Similarly, eliminating $\lambda_0$, $\lambda_4$, $\lambda_5$, and $\lambda_7$, we have:

$$\begin{aligned} \lambda_4 &\le \beta^l_{j_t}-\beta^l_{j_s}\\ \lambda_4 &\ge \beta^l_{j_t}-\beta^l_{j_s}\\ \lambda_4 &\ge 0\\ \lambda_5 &\le \beta^l_{i_t} + \lambda_6\\ \lambda_5 &\ge \beta^l_{i_t} + \lambda_6\\ \lambda_5 &\ge 0\\ \lambda_7&\le \beta^l_{j_t} + \lambda_8\\ \lambda_7&\ge \beta^l_{j_t} + \lambda_8\\ \lambda_7&\ge 0\\ \lambda_0 &\le \beta^l_{j_t} + \alpha^l_t - \alpha^l_s - \delta\\ \lambda_0 &\ge \beta^l_{j_t} + \alpha^l_t - \alpha^l_s - \delta\\ \lambda_0&\ge 0 \end{aligned}$$

yielding

$$\begin{aligned} 0 &\le \beta^l_{j_t}-\beta^l_{j_s}\\ 0 &\le \beta^l_{i_t} + \lambda_6\\ 0 &\le \beta^l_{j_t} + \lambda_8\\ 0 &\le \beta^l_{j_t} + \alpha^l_t - \alpha^l_s - \delta\\ 0 &\le \beta^l_{i_t}-\beta^l_{i_s}\\ \lambda_6&\ge0\\ \lambda_8&\ge0 \end{aligned}$$

Finally, eliminating $\lambda_6$ and $\lambda_8$:

$$\begin{aligned} \lambda_6 &\ge -\beta^l_{i_t}\\ \lambda_6&\ge0\\ \lambda_8 &\ge - \beta^l_{j_t}\\ \lambda_8&\ge0 \end{aligned}$$

We realize we can just drop them. Thus, our final equations are

$$\begin{aligned} \beta^l_{j_s} &\le \beta^l_{j_t}\\ \beta^l_{i_s} &\le \beta^l_{i_t}\\ \delta &\le \beta^l_{j_t} + \alpha^l_t - \alpha^l_s\\ \end{aligned}$$

Thus, the coefficient for the target must be at least as great as those from the source. Additionally, if the offsets are equal, then $\beta^l_{j_t}$ must exceed our desired $\delta$.

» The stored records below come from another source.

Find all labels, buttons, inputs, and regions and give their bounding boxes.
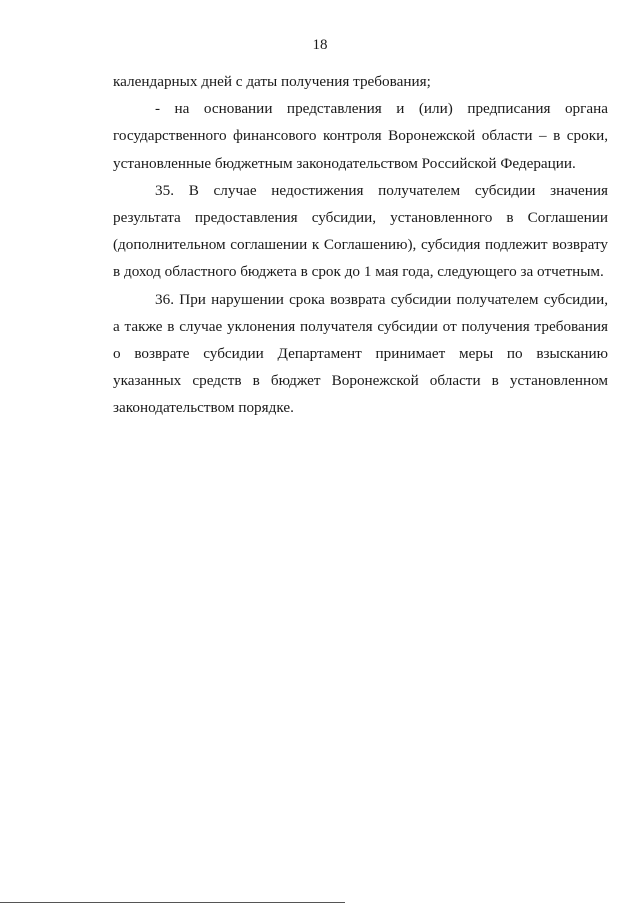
page-number: 18 [312,37,328,53]
paragraph-35: 35. В случае недостижения получателем субсидии значения результата предоставления субсидии, установленного в Соглашении (дополнительном соглашении к Соглашению), субсидия подлежит возврату в доход областного бюджета в срок до 1 мая года, следующего за отчетным. [113,181,608,281]
paragraph-continuation: календарных дней с даты получения требования; [113,73,431,90]
paragraph-36: 36. При нарушении срока возврата субсидии получателем субсидии, а также в случае уклонения получателя субсидии от получения требования о возврате субсидии Департамент принимает меры по взысканию указанных средств в бюджет Воронежской области в установленном законодательством порядке. [113,290,608,417]
paragraph-list-item: - на основании представления и (или) предписания органа государственного финансового контроля Воронежской области – в сроки, установленные бюджетным законодательством Российской Федерации. [113,100,608,172]
scan-edge-line [0,902,345,903]
document-body [113,68,608,422]
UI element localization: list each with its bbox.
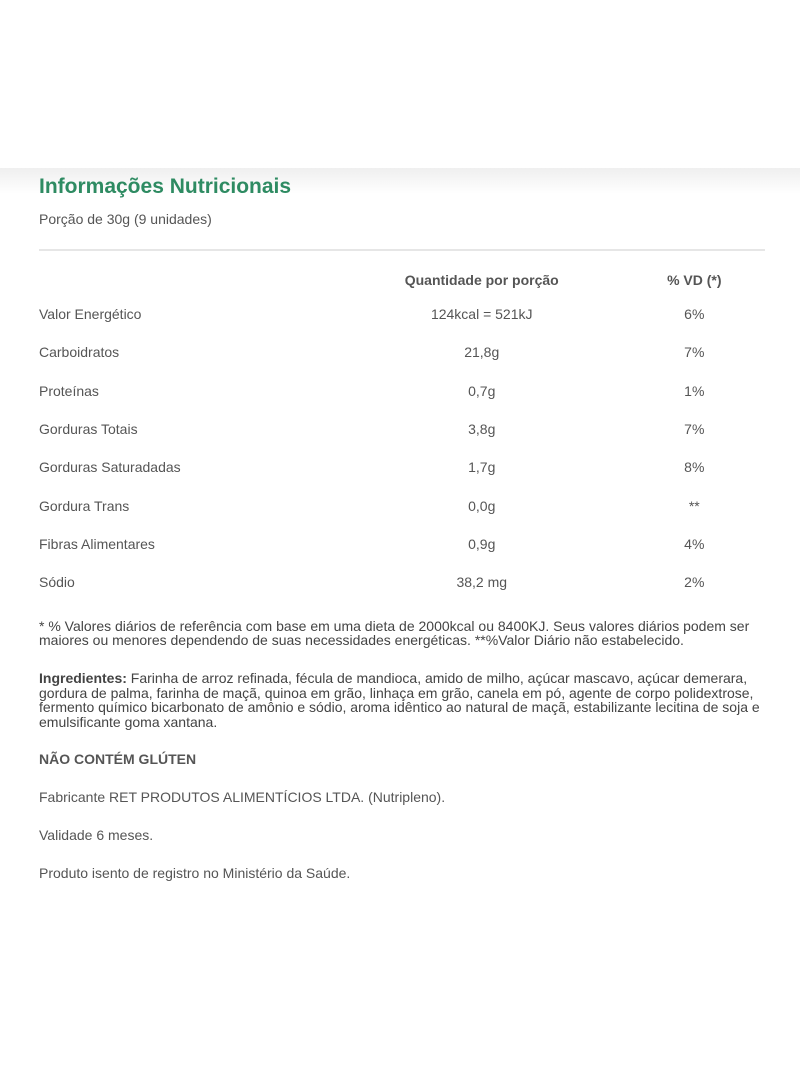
header-quantity: Quantidade por porção (404, 272, 559, 288)
nutrient-quantity: 21,8g (464, 344, 500, 361)
gluten-free-notice: NÃO CONTÉM GLÚTEN (39, 751, 197, 768)
portion-size: Porção de 30g (9 unidades) (39, 211, 212, 227)
nutrient-name: Sódio (39, 574, 75, 591)
daily-value-footnote: * % Valores diários de referência com base em uma dieta de 2000kcal ou 8400KJ. Seus valores diários podem ser maiores ou menores dependendo de suas necessidades energéticas. **%Valor Diário não estabelecido. (39, 618, 750, 649)
nutrient-daily-value: 7% (684, 344, 705, 361)
table-row (39, 410, 765, 448)
table-header-row (39, 265, 765, 295)
nutrient-quantity: 0,9g (468, 535, 496, 552)
nutrient-name: Proteínas (39, 382, 99, 399)
nutrient-name: Gorduras Totais (39, 421, 138, 438)
table-row (39, 295, 765, 333)
nutrient-daily-value: 1% (684, 382, 705, 399)
table-row (39, 486, 765, 524)
nutrient-name: Carboidratos (39, 344, 120, 361)
section-title: Informações Nutricionais (39, 175, 292, 198)
nutrient-daily-value: 2% (684, 574, 705, 591)
header-nutrient (39, 265, 360, 295)
divider (39, 249, 765, 251)
ingredients-label: Ingredientes: (39, 670, 127, 687)
nutrient-daily-value: 4% (684, 535, 705, 552)
nutrient-quantity: 124kcal = 521kJ (430, 306, 533, 323)
nutrient-daily-value: ** (688, 497, 700, 514)
nutrient-quantity: 1,7g (468, 459, 496, 476)
nutrient-name: Gordura Trans (39, 497, 130, 514)
nutrition-info-panel (39, 174, 765, 881)
header-daily-value: % VD (*) (667, 272, 722, 288)
manufacturer-info: Fabricante RET PRODUTOS ALIMENTÍCIOS LTDA. (Nutripleno). (39, 789, 446, 806)
nutrition-table (39, 265, 765, 601)
ingredients-text: Farinha de arroz refinada, fécula de mandioca, amido de milho, açúcar mascavo, açúcar demerara, gordura de palma, farinha de maçã, quinoa em grão, linhaça em grão, canela em pó, agente de corpo polidextrose, fermento químico bicarbonato de amônio e sódio, aroma idêntico ao natural de maçã, estabilizante lecitina de soja e emulsificante goma xantana. (39, 670, 760, 730)
nutrient-daily-value: 8% (684, 459, 705, 476)
nutrient-name: Fibras Alimentares (39, 535, 155, 552)
table-row (39, 333, 765, 371)
table-row (39, 563, 765, 601)
table-row (39, 372, 765, 410)
nutrient-quantity: 3,8g (468, 421, 496, 438)
ingredients-paragraph (39, 671, 765, 729)
table-row (39, 448, 765, 486)
table-row (39, 525, 765, 563)
registry-info: Produto isento de registro no Ministério da Saúde. (39, 865, 351, 882)
nutrient-daily-value: 7% (684, 421, 705, 438)
nutrient-name: Gorduras Saturadadas (39, 459, 181, 476)
nutrient-quantity: 0,0g (468, 497, 496, 514)
nutrient-daily-value: 6% (684, 306, 705, 323)
nutrient-quantity: 0,7g (468, 382, 496, 399)
nutrient-quantity: 38,2 mg (456, 574, 508, 591)
validity-info: Validade 6 meses. (39, 827, 154, 844)
nutrient-name: Valor Energético (39, 306, 142, 323)
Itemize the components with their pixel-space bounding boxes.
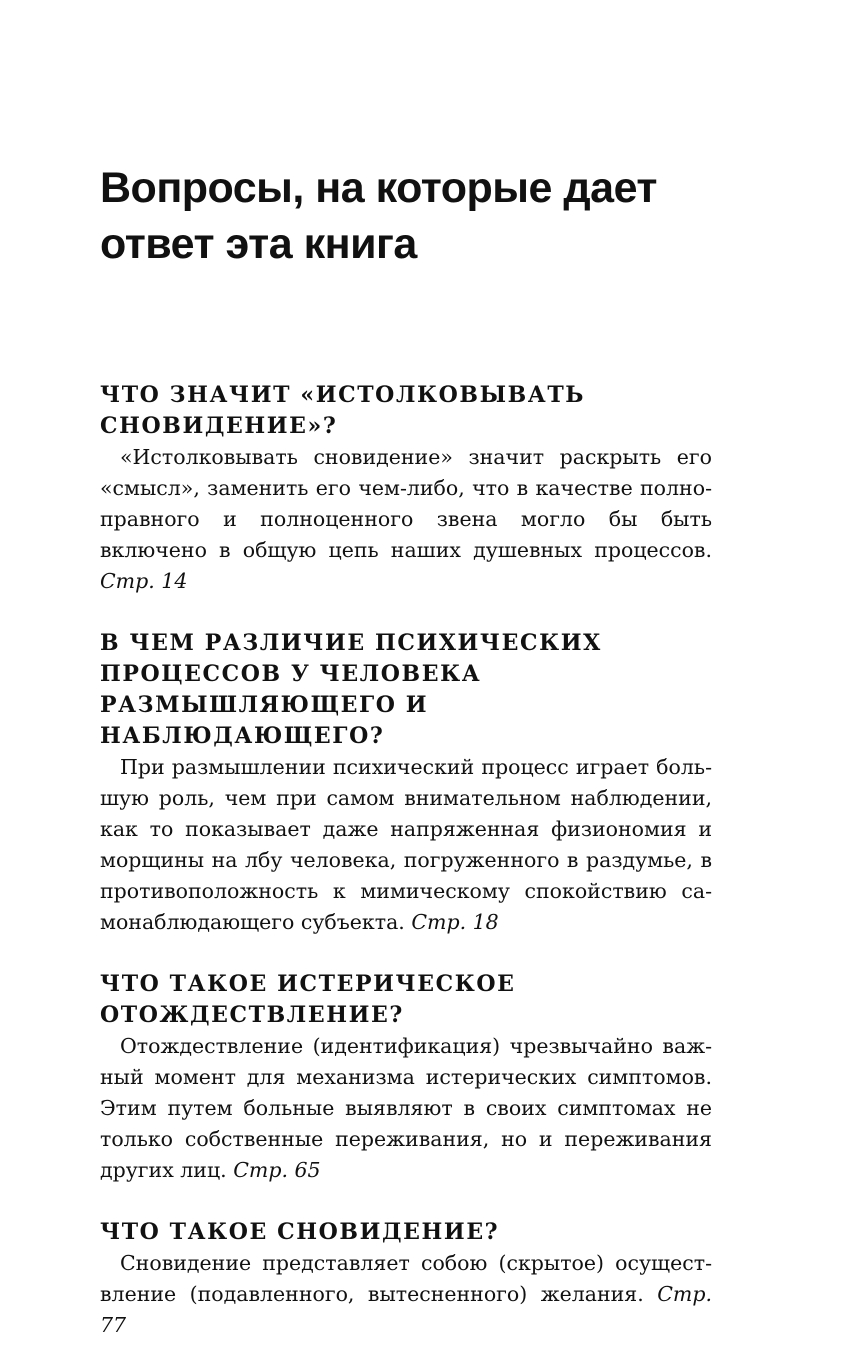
answer-body: Сновидение представляет собою (скрытое) осуществление (подавленного, вытесненного) желания.	[100, 1251, 712, 1306]
question-heading-line: СНОВИДЕНИЕ»?	[100, 413, 338, 439]
question-heading-line: В ЧЕМ РАЗЛИЧИЕ ПСИХИЧЕСКИХ	[100, 630, 602, 656]
page-reference: Стр. 18	[411, 910, 499, 934]
question-heading	[100, 1217, 712, 1248]
question-heading-line: ЧТО ТАКОЕ ИСТЕРИЧЕСКОЕ	[100, 971, 516, 997]
page-reference: Стр. 65	[233, 1158, 321, 1182]
question-heading-line: ЧТО ТАКОЕ СНОВИДЕНИЕ?	[100, 1219, 500, 1245]
question-section	[100, 969, 712, 1186]
question-section	[100, 1217, 712, 1341]
answer-body: При размышлении психический процесс играет большую роль, чем при самом внимательном наблюдении, как то показывает даже напряженная физиономия и морщины на лбу человека, погруженного в раздумье, в противоположность к мимическому спокойствию самонаблюдающего субъекта.	[100, 755, 712, 934]
question-heading-line: ЧТО ЗНАЧИТ «ИСТОЛКОВЫВАТЬ	[100, 382, 586, 408]
question-list	[100, 380, 712, 1341]
answer-text	[100, 1248, 712, 1341]
page-title	[100, 160, 712, 272]
answer-text	[100, 752, 712, 938]
question-heading-line: ПРОЦЕССОВ У ЧЕЛОВЕКА	[100, 661, 482, 687]
page-reference: Стр. 77	[100, 1282, 712, 1337]
book-page	[100, 160, 712, 1372]
page-reference: Стр. 14	[100, 569, 188, 593]
page-title-line-2: ответ эта книга	[100, 220, 417, 268]
question-section	[100, 380, 712, 597]
question-heading	[100, 380, 712, 442]
answer-text	[100, 1031, 712, 1186]
question-section	[100, 628, 712, 938]
question-heading	[100, 969, 712, 1031]
question-heading	[100, 628, 712, 752]
answer-text	[100, 442, 712, 597]
answer-body: Отождествление (идентификация) чрезвычайно важный момент для механизма истерических симптомов. Этим путем больные выявляют в своих симптомах не только собственные переживания, но и переживания других лиц.	[100, 1034, 712, 1182]
question-heading-line: РАЗМЫШЛЯЮЩЕГО И НАБЛЮДАЮЩЕГО?	[100, 692, 429, 749]
answer-body: «Истолковывать сновидение» значит раскрыть его «смысл», заменить его чем-либо, что в качестве полноправного и полноценного звена могло бы быть включено в общую цепь наших душевных процессов.	[100, 445, 712, 562]
question-heading-line: ОТОЖДЕСТВЛЕНИЕ?	[100, 1002, 404, 1028]
page-title-line-1: Вопросы, на которые дает	[100, 164, 657, 212]
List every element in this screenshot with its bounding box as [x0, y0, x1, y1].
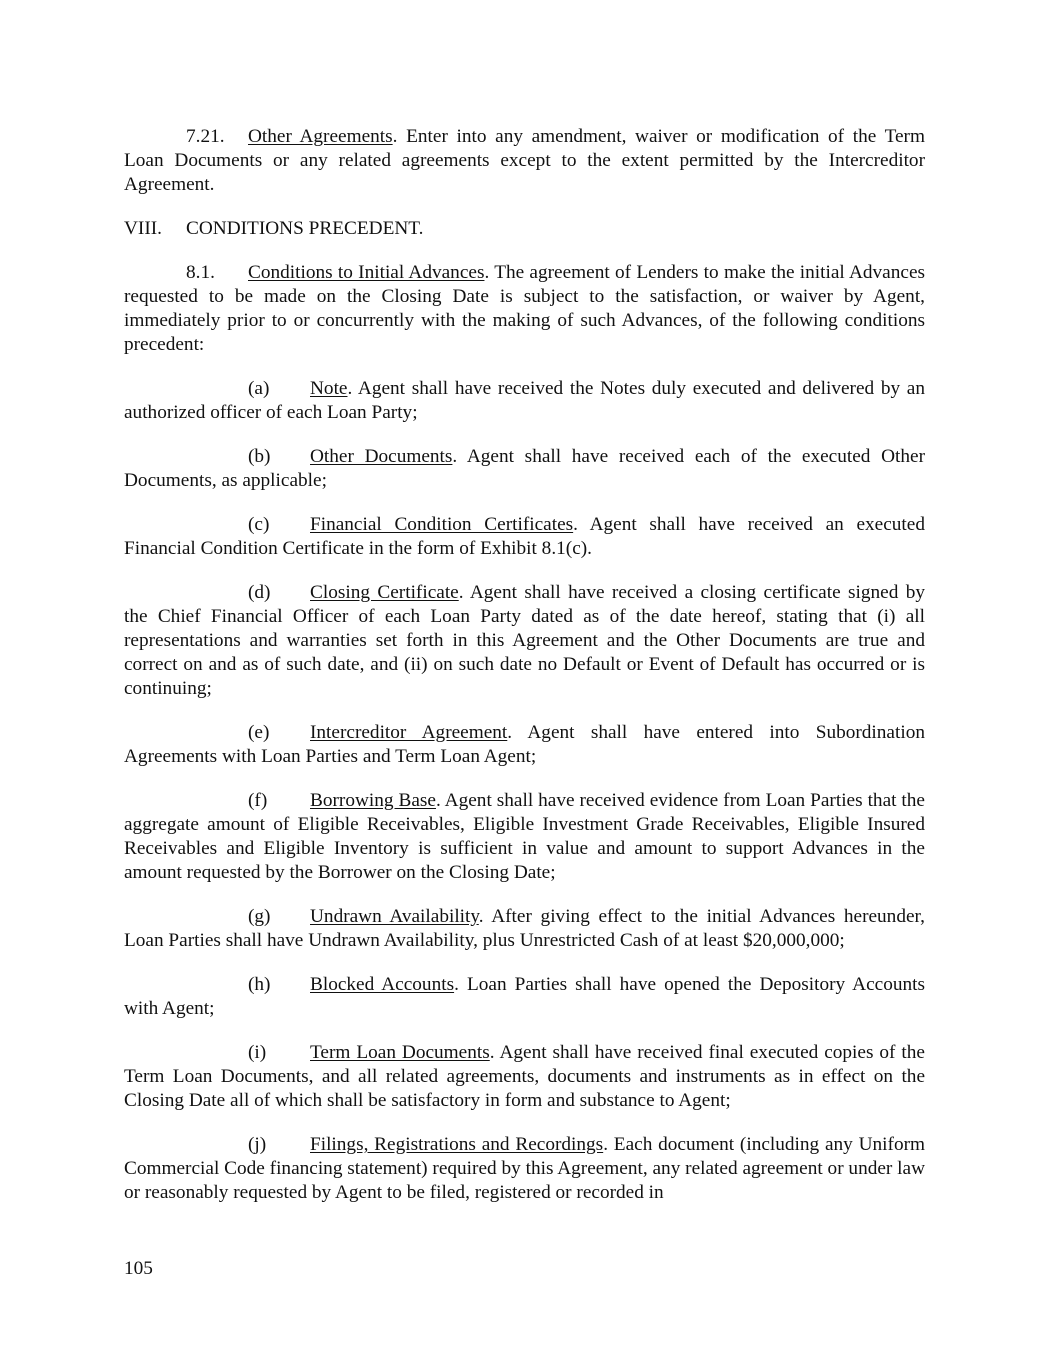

Repeating this procedure for the other dependency would similarly yield

$$\begin{aligned} \beta^l_{j_s} &\le \beta^l_{j_t}\\ \beta^l_{i_s} &\le \beta^l_{i_t}\\ \delta &\le \beta^l_{i_t} + \alpha^l_t - \alpha^l_s\\ \end{aligned}$$

Note that to parallelize a hyperplane, we need $\delta$ for all unsatisfied dependencies to be 0. One approach is to let $\beta^0_{i_t} = \beta^0_{i_s} = \beta^0_{j_t} = \beta^0_{j_s} = 1$ to satisfy both dependencies in the outer loop. Then we can freely parallelize the inner loop.

Reference: Effective Automatic Parallelization and Locality Optimization using the Polyehdral Model by Uday Bondhugula.